You and your significant other decided to call it quits. You learned after the fact that she was pregnant, had the baby and failed to put you on the birth certificate. Now you have a child but have no rights to him or her. This leaves you wondering what the state of Louisiana requires you to do in order to establish paternity so that you can seek custody of your child.

Seeking paternity is more than just taking a DNA test. The courts do need to get involved so that if a DNA test comes back positive, you can get approval to seek custody and go through that whole process. So, where do you need to start?

First few steps

The paternity establishment process typically begins with a court filing. You need to inform the court and your ex that you wish to determine parentage over the child in question. After the initial court filing, there are two ways to establish paternity:

  • Volunteering parentage
  • DNA testing

If your ex agrees to your voluntarily offering to assume parentage, the court can grant you parental rights and then you may pursue a custody arrangement. If your ex declines, you'll then likely have to complete DNA testing. If this happens, both you and the child need to go to a court approved facility to have the testing completed.

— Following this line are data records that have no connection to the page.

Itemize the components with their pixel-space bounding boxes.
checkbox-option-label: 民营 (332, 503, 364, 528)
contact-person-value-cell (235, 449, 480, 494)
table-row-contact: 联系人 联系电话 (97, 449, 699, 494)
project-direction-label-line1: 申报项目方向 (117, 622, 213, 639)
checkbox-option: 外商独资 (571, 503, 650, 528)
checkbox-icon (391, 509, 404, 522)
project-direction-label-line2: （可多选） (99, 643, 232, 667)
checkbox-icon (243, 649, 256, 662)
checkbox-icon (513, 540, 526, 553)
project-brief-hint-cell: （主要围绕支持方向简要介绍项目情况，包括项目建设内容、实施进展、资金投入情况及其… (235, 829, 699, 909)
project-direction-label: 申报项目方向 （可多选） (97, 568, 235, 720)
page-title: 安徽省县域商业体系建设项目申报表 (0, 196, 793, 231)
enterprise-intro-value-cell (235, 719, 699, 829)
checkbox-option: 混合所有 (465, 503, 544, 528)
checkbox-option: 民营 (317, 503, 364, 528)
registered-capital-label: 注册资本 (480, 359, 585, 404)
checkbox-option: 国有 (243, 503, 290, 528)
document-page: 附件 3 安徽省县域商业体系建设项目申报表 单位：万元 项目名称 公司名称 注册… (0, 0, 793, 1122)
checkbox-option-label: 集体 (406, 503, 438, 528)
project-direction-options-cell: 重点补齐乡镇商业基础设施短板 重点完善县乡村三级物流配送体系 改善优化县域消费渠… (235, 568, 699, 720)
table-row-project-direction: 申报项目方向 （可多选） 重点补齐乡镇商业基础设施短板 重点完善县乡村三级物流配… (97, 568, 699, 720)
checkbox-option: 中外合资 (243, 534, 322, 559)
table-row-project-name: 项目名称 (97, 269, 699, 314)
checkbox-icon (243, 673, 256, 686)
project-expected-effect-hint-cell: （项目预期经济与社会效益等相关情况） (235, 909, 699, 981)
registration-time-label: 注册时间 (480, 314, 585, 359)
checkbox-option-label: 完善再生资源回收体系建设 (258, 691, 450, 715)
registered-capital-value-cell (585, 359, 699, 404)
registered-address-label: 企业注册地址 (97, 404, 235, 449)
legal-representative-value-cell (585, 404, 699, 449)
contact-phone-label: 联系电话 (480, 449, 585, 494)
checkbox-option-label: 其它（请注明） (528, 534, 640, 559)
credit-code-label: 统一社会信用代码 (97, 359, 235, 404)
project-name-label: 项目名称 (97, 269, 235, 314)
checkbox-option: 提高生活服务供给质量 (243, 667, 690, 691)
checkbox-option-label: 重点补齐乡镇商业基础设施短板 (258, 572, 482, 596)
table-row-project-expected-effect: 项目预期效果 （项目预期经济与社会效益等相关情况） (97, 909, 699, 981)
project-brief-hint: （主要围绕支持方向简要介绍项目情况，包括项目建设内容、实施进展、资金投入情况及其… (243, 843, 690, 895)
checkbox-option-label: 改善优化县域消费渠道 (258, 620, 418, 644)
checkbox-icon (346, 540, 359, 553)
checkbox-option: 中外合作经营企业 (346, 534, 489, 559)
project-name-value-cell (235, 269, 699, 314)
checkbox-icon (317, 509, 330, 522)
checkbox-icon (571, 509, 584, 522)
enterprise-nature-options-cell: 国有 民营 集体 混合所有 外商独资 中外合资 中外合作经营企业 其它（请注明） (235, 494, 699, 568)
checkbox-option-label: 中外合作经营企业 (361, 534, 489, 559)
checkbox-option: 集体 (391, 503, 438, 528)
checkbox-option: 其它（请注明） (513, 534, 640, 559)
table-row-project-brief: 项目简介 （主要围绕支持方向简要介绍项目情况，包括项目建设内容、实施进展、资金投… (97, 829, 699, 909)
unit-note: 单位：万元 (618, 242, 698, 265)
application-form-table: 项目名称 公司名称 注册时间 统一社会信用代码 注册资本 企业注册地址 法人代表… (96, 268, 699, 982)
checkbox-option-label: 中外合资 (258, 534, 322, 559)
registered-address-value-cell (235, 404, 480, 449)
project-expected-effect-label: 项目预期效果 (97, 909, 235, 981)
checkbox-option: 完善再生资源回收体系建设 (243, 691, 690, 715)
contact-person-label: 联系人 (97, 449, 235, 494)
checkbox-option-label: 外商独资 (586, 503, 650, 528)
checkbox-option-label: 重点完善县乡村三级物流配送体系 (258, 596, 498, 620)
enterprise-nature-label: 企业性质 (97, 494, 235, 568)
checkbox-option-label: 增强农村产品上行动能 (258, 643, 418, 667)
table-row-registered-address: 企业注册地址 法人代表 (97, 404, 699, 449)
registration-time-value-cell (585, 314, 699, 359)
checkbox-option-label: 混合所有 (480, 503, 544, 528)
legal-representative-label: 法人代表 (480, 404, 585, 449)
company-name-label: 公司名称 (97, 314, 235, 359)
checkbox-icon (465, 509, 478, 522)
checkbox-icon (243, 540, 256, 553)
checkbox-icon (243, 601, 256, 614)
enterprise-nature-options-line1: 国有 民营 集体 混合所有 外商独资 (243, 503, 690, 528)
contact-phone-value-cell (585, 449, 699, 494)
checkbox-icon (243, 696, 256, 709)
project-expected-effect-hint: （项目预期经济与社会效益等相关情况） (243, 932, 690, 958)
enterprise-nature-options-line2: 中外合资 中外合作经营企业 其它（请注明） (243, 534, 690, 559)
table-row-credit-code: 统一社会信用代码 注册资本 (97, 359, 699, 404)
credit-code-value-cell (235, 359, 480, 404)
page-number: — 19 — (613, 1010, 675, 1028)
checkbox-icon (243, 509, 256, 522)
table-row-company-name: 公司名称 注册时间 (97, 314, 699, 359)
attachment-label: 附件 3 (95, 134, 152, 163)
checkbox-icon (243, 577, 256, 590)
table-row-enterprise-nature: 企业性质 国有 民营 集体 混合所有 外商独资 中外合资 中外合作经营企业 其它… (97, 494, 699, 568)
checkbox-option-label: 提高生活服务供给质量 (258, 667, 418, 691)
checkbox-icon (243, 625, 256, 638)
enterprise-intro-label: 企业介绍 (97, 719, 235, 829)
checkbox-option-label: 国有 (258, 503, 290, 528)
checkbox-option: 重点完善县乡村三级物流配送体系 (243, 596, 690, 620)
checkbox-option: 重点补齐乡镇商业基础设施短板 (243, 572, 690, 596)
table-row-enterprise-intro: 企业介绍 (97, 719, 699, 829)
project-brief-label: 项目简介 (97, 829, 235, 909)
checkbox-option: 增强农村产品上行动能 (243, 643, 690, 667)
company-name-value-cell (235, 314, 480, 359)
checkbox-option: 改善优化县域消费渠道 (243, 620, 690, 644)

DNA testing is pretty simple. It usually involves running a swab inside your mouth and the mouth of the child to collect cells. The DNA is run through a computer to figure out the genetic code and then your sample and the child's sample are compared to determine if you are indeed the father. This whole process usually takes a month -- though it may be longer.

If you are the father

If DNA testing shows that the child is biologically yours, the court will typically allow you to pursue a child custody order. This is a separate filing from the paternity establishment request. After filing for child custody, either you and your ex can work out terms through private negotiations or you can take the matter back to court. If the latter happens, a judge will get the final say.

Overall, the process of establishing paternity is fairly simple and straightforward. The problem comes in dealing with an ex who may not agree with you seeking parental rights. An experienced family law attorney would be a good resource if you wish to pursue paternity establishment and child custody. With help, you can fight to protect your rights as a father.